Based on my mentors’ suggestion, I added hard-coded values for testing of Bickelhaupt method. Mayer’s Bond Order (cclib.cclib.method.mbo) class already had a similar structure, so I had taken a look on it before I wrote testing routine for Bickelhaupt method. Basically, outputs from Gaussian 16, which are used for testing Mayer’s Bond Order calculations were used to generate Bickelhaupt charges using Multiwfn. Two input files – dvb_un_sp.fchk and dvb_sp.fchk were used for the testing. The former input is an unrestricted calculation (where alpha and beta charges are separately calculated) and the latter only has single array of orbitals and charges. Without any other pressing issues, the code part of Bickelhaupt method should be pretty much complete. After confirming that the method can be accepted, I can work on the documentation and cross it off from the list of the objectives.
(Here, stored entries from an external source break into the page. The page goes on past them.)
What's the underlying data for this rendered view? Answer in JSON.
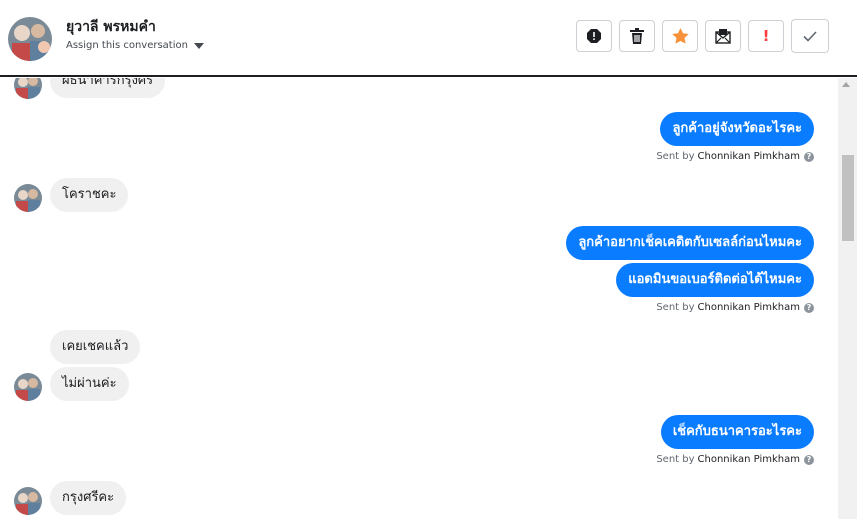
{
  "header": {
    "contact_name": "ยุวาลี พรหมคำ",
    "assign_label": "Assign this conversation"
  },
  "toolbar": {
    "buttons": [
      "spam-alert-icon",
      "trash-icon",
      "star-icon",
      "mark-unread-icon",
      "important-icon",
      "done-check-icon"
    ],
    "important_glyph": "!",
    "star_color": "#f7923b",
    "important_color": "#fa3e3e"
  },
  "messages": {
    "m0": "ผธนาคารกรุงศรี",
    "m1": "ลูกค้าอยู่จังหวัดอะไรคะ",
    "m2": "โคราชคะ",
    "m3": "ลูกค้าอยากเช็คเคดิตกับเซลล์ก่อนไหมคะ",
    "m4": "แอดมินขอเบอร์ติดต่อได้ไหมคะ",
    "m5": "เคยเชคแล้ว",
    "m6": "ไม่ผ่านค่ะ",
    "m7": "เช็คกับธนาคารอะไรคะ",
    "m8": "กรุงศรีคะ"
  },
  "sent_by": {
    "prefix": "Sent by",
    "agent": "Chonnikan Pimkham",
    "help_glyph": "?"
  },
  "colors": {
    "outgoing_bubble": "#0a7cff",
    "incoming_bubble": "#f0f0f0"
  }
}
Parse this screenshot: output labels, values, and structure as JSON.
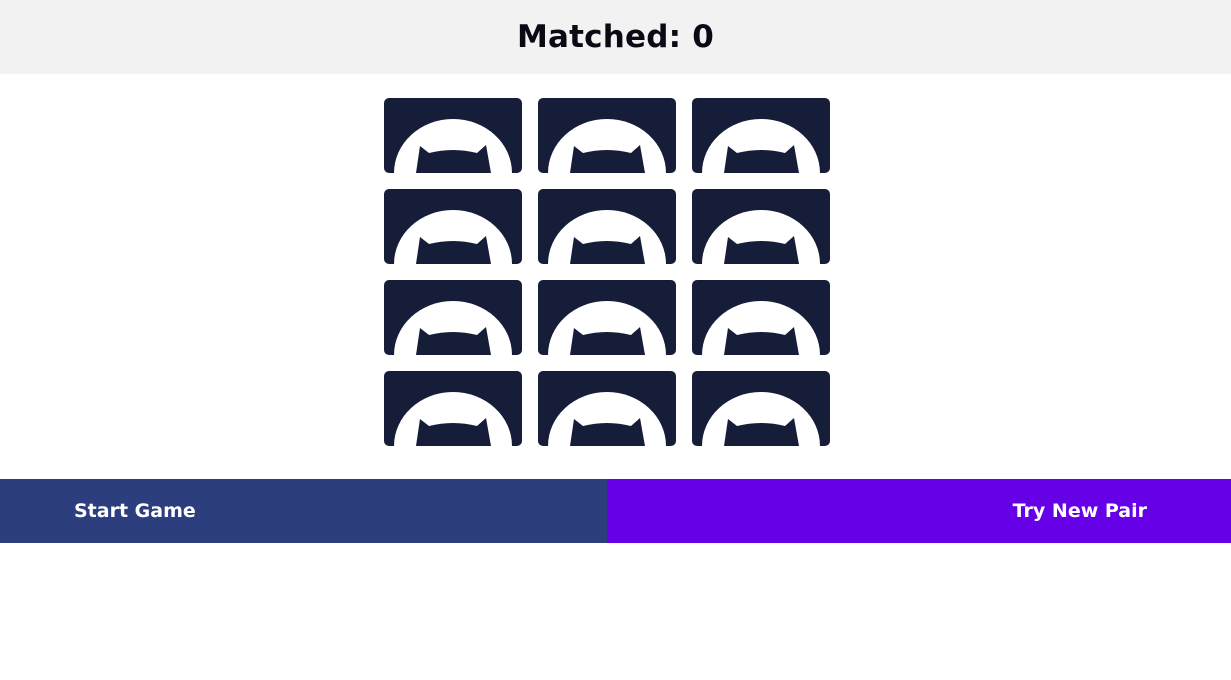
{
  "header": {
    "score_label": "Matched: 0"
  },
  "board": {
    "rows": 4,
    "columns": 3,
    "card_back_icon": "cat-silhouette-icon",
    "card_color": "#161d39",
    "cards": [
      {
        "state": "face-down"
      },
      {
        "state": "face-down"
      },
      {
        "state": "face-down"
      },
      {
        "state": "face-down"
      },
      {
        "state": "face-down"
      },
      {
        "state": "face-down"
      },
      {
        "state": "face-down"
      },
      {
        "state": "face-down"
      },
      {
        "state": "face-down"
      },
      {
        "state": "face-down"
      },
      {
        "state": "face-down"
      },
      {
        "state": "face-down"
      }
    ]
  },
  "controls": {
    "start_label": "Start Game",
    "try_label": "Try New Pair",
    "start_color": "#2c3e7e",
    "try_color": "#6600e6"
  }
}
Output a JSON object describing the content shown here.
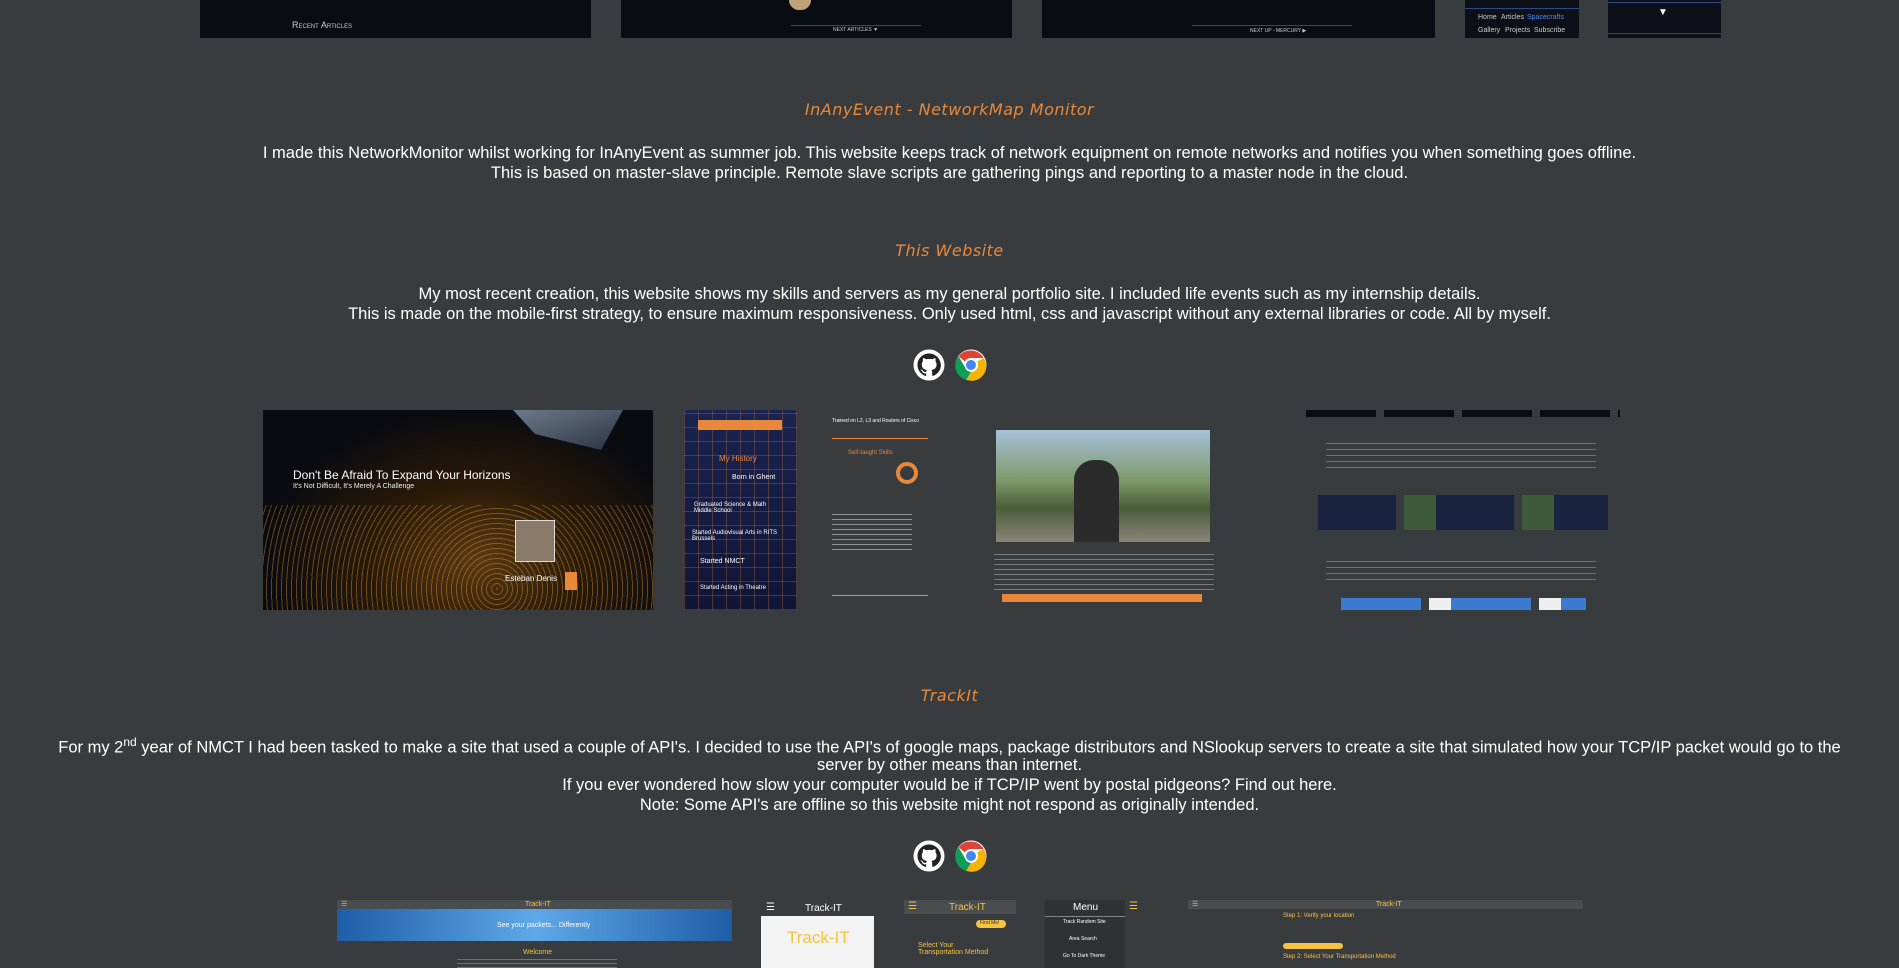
{
  "top_strip": {
    "recent_articles": "Recent Articles",
    "next_articles": "NEXT ARTICLES ▼",
    "next_up": "NEXT UP - MERCURY ▶",
    "nav": [
      "Home",
      "Articles",
      "Spacecrafts",
      "Gallery",
      "Projects",
      "Subscribe"
    ],
    "arrow": "▼"
  },
  "sections": [
    {
      "title": "InAnyEvent - NetworkMap Monitor",
      "lines": [
        "I made this NetworkMonitor whilst working for InAnyEvent as summer job. This website keeps track of network equipment on remote networks and notifies you when something goes offline.",
        "This is based on master-slave principle. Remote slave scripts are gathering pings and reporting to a master node in the cloud."
      ]
    },
    {
      "title": "This Website",
      "lines": [
        "My most recent creation, this website shows my skills and servers as my general portfolio site. I included life events such as my internship details.",
        "This is made on the mobile-first strategy, to ensure maximum responsiveness. Only used html, css and javascript without any external libraries or code. All by myself."
      ],
      "shots": {
        "hero_title": "Don't Be Afraid To Expand Your Horizons",
        "hero_sub": "It's Not Difficult, It's Merely A Challenge",
        "hero_name": "Esteban Denis",
        "history_label": "My History",
        "history_items": [
          "Born in Ghent",
          "Graduated Science & Math Middle School",
          "Started Audiovisual Arts in RITS Brussels",
          "Started NMCT",
          "Started Acting in Theatre"
        ],
        "skills_label": "Self-taught Skills",
        "trained": "Trained on L2, L3 and Routers of Cisco"
      }
    },
    {
      "title": "TrackIt",
      "line1_pre": "For my 2",
      "line1_sup": "nd",
      "line1_post": " year of NMCT I had been tasked to make a site that used a couple of API's. I decided to use the API's of google maps, package distributors and NSlookup servers to create a site that simulated how your TCP/IP packet would go to the",
      "line2": "server by other means than internet.",
      "line3": "If you ever wondered how slow your computer would be if TCP/IP went by postal pidgeons? Find out here.",
      "line4": "Note: Some API's are offline so this website might not respond as originally intended.",
      "shots": {
        "app_name": "Track-IT",
        "tagline": "See your packets... Differently",
        "welcome": "Welcome",
        "menu": "Menu",
        "menu_items": [
          "Track Random Site",
          "Area Search",
          "Go To Dark Theme"
        ],
        "transport": "Select Your Transportation Method",
        "find_me": "Find Me!",
        "step1": "Step 1: Verify your location",
        "step2": "Step 2: Select Your Transportation Method"
      }
    }
  ],
  "colors": {
    "background": "#393c3f",
    "accent": "#e8883a",
    "text": "#ffffff"
  }
}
I could not make much of progress in writing the bridge to horton as I have spent rest of the time reading the implementation of horton 2 & horton 3 as well as the existing bridges in cclib. The bridge between cclib and Psi4 has a routine that checks for existence of Psi, which is something that I need to take care of for horton as well and could extend to look for the version of the package. Also, it is perhaps a good idea to start by creating a working bridge between cclib and horton/iodata for both versions as many parts of the one-to-one match of the variables would still apply for population class.